I never see my student loan, it all goes straight on rent and bills, bills, bills; and because of this, I’ve had to keep up part-time work throughout the course of my degree. At the end of second year, I got a new job at a certain high-end supermarket. It pays well, and I work many more hours than is advisable for a third-year grappling with dissertation doom, so in theory, I should be pretty financially comfortable, as students go. Yet here I am, no more than ten days into the month, once again fretfully close to minus numbers, and I’m starting to realise that this sorry situation in which I too often find myself, might, paradoxically, have something to do with my well-paying job.

I’d like to consider myself a reasonably thrifty student. I typically walk when I could bus, and I’m a huge advocate of beans on toast and pesto pasta as cheap-and-cheerful staple student meals. That said, working three shifts a week on the cheese and delicatessen counter of the distinguished supermarket in question has meant frequent exposure to, and overwhelming temptation by, what I’ll call ‘the finer things in life’, though I’m aware that in doing so I sound like a complete arse.

But DO YOU KNOW just how many cheeses there are that arent bog-standard mature cheddar? I didn’t either, but once you’ve discovered Petit Basque, Manchego, Ossau-Iraty, Vintage Smoked Applewood, and Soignon goat’s cheese (it’s a grower), you sure are on your way to cheese enlightenment. Naturally, these come at a not so student-friendly price. But when your manager insists you have a cheeky nibble on anything new to you in order to develop your product knowledge, you’ll soon be so hooked that you’re willing to fork out the cost. Add to the mix 14 month matured Serrano ham, premium Iberico chorizo, and the freshest line-caught tuna steak at £29.99 a kilo, as well as the patisserie’s finest Turkish baklava to satisfy your sweet tooth, and you’re well on the way to maxing out your overdraft.

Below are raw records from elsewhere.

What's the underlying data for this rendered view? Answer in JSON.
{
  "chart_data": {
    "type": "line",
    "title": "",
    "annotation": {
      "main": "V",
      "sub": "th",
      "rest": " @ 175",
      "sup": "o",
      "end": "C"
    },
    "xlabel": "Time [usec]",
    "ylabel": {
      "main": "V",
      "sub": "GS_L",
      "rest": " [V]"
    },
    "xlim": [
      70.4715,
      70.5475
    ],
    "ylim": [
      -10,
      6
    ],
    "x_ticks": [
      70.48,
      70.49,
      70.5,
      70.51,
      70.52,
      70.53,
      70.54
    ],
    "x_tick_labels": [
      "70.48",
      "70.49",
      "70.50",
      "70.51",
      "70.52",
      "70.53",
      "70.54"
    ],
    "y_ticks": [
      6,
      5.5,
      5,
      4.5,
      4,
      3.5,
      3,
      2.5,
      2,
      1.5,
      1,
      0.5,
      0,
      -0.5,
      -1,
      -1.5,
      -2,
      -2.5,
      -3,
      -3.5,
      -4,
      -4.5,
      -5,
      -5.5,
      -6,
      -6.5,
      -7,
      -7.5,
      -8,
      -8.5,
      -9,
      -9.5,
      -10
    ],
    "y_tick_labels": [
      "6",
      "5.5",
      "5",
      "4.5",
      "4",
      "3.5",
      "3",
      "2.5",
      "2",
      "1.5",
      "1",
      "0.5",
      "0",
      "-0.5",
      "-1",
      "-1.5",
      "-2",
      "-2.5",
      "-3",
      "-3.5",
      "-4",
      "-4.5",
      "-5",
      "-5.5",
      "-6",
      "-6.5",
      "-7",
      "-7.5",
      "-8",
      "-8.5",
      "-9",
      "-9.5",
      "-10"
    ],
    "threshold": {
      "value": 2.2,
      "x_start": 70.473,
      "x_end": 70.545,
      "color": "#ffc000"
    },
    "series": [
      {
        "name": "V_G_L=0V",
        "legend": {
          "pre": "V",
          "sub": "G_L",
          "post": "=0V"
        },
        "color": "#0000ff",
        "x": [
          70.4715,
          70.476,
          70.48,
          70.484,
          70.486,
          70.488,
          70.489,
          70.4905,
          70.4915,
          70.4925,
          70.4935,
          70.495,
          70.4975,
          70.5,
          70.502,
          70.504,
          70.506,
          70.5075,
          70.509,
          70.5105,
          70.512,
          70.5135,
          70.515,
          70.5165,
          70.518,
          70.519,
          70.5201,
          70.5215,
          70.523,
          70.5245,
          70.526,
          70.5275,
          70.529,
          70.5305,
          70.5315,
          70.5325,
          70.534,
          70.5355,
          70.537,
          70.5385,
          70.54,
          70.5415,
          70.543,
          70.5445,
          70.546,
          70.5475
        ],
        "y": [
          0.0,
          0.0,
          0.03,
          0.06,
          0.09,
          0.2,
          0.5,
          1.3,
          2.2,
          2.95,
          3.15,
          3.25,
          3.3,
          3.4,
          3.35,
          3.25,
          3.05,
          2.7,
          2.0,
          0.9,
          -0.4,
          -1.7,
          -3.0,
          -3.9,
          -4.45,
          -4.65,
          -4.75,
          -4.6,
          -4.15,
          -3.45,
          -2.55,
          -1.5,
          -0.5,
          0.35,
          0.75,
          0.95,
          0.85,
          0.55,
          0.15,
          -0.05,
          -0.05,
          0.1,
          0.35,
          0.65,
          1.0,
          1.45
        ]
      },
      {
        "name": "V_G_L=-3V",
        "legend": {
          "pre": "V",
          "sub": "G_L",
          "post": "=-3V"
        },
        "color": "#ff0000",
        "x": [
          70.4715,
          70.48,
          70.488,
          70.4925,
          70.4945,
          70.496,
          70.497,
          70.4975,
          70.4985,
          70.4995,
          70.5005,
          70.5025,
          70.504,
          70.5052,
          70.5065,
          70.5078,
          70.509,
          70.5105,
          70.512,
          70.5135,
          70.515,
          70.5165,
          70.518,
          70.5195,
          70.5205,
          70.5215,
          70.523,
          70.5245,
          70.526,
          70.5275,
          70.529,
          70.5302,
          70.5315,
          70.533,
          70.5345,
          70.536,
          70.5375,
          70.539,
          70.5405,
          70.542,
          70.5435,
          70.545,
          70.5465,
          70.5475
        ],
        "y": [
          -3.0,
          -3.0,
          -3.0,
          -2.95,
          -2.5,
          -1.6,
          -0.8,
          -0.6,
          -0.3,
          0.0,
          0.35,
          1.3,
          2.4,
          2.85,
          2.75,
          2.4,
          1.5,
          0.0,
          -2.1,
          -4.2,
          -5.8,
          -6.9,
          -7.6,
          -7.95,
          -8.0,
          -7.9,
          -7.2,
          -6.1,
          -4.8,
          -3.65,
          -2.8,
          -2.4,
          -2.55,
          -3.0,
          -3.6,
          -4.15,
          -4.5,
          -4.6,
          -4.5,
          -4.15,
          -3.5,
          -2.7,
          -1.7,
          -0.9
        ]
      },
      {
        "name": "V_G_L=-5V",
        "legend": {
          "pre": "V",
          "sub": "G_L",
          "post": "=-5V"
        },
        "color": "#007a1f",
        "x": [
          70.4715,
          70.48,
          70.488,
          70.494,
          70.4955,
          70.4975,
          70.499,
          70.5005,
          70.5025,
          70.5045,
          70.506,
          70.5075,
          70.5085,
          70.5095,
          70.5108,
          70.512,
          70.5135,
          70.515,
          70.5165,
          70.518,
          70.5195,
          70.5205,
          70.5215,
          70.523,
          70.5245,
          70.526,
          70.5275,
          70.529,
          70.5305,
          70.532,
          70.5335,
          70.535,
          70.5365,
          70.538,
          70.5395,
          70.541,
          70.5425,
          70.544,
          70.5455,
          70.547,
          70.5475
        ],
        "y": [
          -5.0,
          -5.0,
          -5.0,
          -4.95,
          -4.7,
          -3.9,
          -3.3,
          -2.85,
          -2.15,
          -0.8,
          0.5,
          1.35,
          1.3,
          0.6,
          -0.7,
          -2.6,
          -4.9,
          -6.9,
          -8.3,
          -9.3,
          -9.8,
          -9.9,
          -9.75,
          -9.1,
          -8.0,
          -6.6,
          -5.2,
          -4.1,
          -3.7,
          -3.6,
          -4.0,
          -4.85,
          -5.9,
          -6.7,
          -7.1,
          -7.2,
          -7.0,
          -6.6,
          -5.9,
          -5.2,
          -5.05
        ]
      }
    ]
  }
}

And so it has come to be that my weekly shop costs a small fortune. This is in addition to the several mini shopping sprees that invariably follow every shift as I peruse the aisles without necessity on my way out. And though I’m fortunate enough to enjoy a sizeable staff discount, I’m undoubtedly still spending more than any student should.

I am learning to exercise some self-restraint in my scandalous love affair with luxury groceries. Recently, I’ll quite often opt to skip the seafood and pearl barley risotto in favour of some good old pesto pasta. Indeed, for the most part, prior indulgence has meant my bank balance is such that I’m forced to (oh, the injustice!). But rest assured, I’ll be living out on the streets before you catch me serving it up without a lavish sprinkling of only the finest Italian Grana Padano.